Кофейня опустела, Амброзия пересчитывала серебряные монеты, оставленные ей одним из свитских, а шестилетний Феликс подошел к матери и деликатно подергал ее за передник, чтобы обратить на себя внимание. Госпожа ван Бролин закончила пересчет и посмотрела на единственного сына.
— Кто были эти люди, матушка? — поинтересовался Феликс.
— Сегодня нас удостоил чести сам Виллем из дома Нассау, принц Оранский и антверпенский бургграф, вместе со своим младшим братом Людвигом, — сказала женщина. — Можно сказать, он дважды наш повелитель, поскольку является статхаудером также Голландии и Зеландии. Низенький с высоким лбом — друг принца Филипп Марникс де Сент-Альдегонде, а большой, бородатый, словно медведь, — граф Бредероде. Они все не в ладах с наместницей Фландрии Маргаритой Пармской, сводной сестрой государя, и покидают город, потому что приближаются испанские войска, и, боюсь, наш Антверпен уже никогда не будет таким, как прежде.
Прошло несколько счастливых недель, когда маленький Феликс и его друзья бегали играть к берегу Шельды, ловили рыбу на крючки, проказничали у городских стен, дрались на деревянных палках, кормили ручных обезьянок на площади у ратуши, дразнили бродячих собак, а в конце лета войска Фернандо Альвареса де Толедо, герцога Альбы, вошли в тихий, присмиревший Антверпен. Вчера еще такие грозные реформаты-иконоборцы вдруг стали тихими, как мыши, и ходили под стенами, уступая середины улиц имперским офицерам, католическим дворянам и священникам, которым только недавно угрожали смертью.

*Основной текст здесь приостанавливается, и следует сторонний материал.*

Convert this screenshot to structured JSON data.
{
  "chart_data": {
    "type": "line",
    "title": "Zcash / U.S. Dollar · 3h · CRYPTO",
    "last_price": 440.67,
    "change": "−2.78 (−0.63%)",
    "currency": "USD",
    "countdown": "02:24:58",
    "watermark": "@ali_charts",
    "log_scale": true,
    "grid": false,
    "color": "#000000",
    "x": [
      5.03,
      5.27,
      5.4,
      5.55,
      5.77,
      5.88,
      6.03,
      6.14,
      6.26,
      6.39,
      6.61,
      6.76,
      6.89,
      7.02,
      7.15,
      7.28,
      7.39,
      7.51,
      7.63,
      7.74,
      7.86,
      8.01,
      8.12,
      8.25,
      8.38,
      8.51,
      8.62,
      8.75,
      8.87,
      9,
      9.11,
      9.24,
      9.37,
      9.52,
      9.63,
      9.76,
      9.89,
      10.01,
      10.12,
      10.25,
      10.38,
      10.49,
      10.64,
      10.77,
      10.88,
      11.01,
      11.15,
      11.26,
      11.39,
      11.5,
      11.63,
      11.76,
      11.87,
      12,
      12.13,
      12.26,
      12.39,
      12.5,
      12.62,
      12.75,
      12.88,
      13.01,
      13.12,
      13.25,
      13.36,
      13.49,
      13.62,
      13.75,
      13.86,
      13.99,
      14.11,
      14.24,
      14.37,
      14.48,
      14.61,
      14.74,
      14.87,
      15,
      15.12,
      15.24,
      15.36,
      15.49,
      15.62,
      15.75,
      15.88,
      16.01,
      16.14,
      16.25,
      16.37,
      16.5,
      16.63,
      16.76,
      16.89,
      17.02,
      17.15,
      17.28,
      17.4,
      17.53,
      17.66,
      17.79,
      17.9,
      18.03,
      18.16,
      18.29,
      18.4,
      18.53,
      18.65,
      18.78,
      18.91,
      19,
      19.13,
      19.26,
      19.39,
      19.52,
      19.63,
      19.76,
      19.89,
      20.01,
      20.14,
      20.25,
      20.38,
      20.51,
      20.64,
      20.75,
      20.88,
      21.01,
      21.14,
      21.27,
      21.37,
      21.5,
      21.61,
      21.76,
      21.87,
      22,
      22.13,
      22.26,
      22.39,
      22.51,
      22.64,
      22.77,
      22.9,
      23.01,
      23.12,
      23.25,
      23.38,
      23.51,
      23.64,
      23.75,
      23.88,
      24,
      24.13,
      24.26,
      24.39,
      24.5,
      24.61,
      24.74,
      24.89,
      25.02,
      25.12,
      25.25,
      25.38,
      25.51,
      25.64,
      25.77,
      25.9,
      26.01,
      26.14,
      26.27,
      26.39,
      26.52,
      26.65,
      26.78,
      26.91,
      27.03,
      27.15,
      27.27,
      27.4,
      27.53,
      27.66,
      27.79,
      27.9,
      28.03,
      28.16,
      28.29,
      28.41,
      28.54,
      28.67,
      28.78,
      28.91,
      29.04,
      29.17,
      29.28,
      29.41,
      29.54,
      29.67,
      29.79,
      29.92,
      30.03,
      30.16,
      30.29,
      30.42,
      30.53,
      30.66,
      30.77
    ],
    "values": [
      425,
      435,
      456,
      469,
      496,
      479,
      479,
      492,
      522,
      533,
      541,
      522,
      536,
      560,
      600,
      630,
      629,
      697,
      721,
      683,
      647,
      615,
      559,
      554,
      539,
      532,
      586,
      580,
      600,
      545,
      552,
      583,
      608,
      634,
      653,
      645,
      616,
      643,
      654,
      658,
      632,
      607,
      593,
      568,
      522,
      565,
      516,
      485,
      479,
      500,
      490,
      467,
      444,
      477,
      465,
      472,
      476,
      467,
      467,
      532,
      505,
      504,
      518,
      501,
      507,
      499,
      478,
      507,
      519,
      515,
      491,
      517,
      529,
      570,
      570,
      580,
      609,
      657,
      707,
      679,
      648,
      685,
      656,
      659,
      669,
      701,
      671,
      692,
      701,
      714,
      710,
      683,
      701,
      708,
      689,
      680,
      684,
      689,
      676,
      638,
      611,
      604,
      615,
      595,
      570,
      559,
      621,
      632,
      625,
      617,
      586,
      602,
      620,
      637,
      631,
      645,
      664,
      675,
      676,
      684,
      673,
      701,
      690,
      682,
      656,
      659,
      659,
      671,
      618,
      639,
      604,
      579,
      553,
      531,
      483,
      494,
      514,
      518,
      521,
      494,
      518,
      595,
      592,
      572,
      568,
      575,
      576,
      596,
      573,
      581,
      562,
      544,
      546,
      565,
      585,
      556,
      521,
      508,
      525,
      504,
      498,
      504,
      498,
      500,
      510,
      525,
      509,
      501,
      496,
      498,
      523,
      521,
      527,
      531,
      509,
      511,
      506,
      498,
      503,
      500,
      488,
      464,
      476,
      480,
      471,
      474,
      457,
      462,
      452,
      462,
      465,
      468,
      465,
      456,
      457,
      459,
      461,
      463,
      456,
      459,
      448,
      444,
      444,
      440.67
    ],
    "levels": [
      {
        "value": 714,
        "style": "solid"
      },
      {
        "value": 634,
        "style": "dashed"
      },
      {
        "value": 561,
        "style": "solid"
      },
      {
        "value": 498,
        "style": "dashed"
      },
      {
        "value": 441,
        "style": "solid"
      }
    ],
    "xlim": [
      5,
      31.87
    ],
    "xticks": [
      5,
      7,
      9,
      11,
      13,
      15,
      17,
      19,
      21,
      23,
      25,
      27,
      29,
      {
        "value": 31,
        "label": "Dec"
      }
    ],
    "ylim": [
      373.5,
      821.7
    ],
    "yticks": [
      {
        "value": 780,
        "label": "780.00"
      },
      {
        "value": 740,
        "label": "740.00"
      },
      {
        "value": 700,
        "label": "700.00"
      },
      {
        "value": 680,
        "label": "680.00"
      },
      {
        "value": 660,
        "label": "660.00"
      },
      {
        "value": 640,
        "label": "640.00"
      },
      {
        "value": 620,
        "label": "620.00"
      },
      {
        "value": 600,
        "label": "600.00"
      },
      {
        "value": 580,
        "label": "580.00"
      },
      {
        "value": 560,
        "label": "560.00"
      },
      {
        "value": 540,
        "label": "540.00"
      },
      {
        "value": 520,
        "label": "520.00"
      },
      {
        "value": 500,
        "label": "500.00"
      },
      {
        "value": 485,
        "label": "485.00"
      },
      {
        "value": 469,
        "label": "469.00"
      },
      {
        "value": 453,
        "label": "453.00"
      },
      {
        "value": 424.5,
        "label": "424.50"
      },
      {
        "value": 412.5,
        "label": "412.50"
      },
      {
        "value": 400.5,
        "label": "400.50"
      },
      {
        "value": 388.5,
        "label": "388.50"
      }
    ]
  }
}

— Мы пойдем смотреть, как жгут еретиков? — спросил в эти дни Феликс у матери.
— А разве твои друзья Петер Муленс и Дирк ван Кейк не еретики? — спросила сына Амброзия. — Пошел бы ты на площадь, если бы у столба стоял кто-то из них?
Ужас, охвативший Феликса при этой мысли, был таким сильным, что на спине выступил пот, и он сжал кулаки.
— Они действительно могут их сжечь? — спросил Феликс. Как и любой житель мира, управляемого Габсбургами, он знал, что где-то кого-то казнят через сожжение, но впервые представил, что этот «кто-то» — его близкий.
— Их, нас, любого, — кивнула Амброзия ван Бролин, неотрывно глядя сыну в глаза и гладя его густые темно-каштановые кудри.
— А почему нас?
— Потому, что мы не такие, как все, — ответила мать Феликса.
— Из-за темного цвета нашей кожи? — допытывался мальчик.
— Сейчас мне надо работать, — сказала Амброзия ван Бролин, оглядываясь. — Обещаю тебе рассказать много интересного, когда мы вернемся домой, во Флиссинген.
Но в Зеландию, до которой от Антверпена было около 20 лье, они поехали еще не скоро. Кофейня Амброзии, одна из первых в Европе, продолжала приносить доход, несмотря на то, что половина посетителей теперь говорила по-испански, по-немецки и по-итальянски. Мешки кофе, привозимые кораблями из южных морей, стоили огромных денег, поэтому позволить себе этот новый для Старого Света напиток могли только самые обеспеченные, да и то лишь в собственных дворцах и замках. Почти никто в те времена не умел молоть и варить правильный кофе, такой как подавала на улице Мэйр несравненная Амброзия ван Бролин, кофе с корицей, сахаром и кардамоном! Расположенная в центре самого большого порта Европы того времени, кофейня процветала, посещаемая знатью, банкирами, дельцами также первой в Европе расположенной рядом биржи, капитанами кораблей, посланниками, таинственными дамами под вуалью, имперскими чиновниками, прославленными художниками и музыкантами. Запах этого уютного, проникнутого атмосферой экзотических тайн, заведения остался для Феликса самым чудесным запахом его детства. Детства, которому очень скоро предстояло закончиться.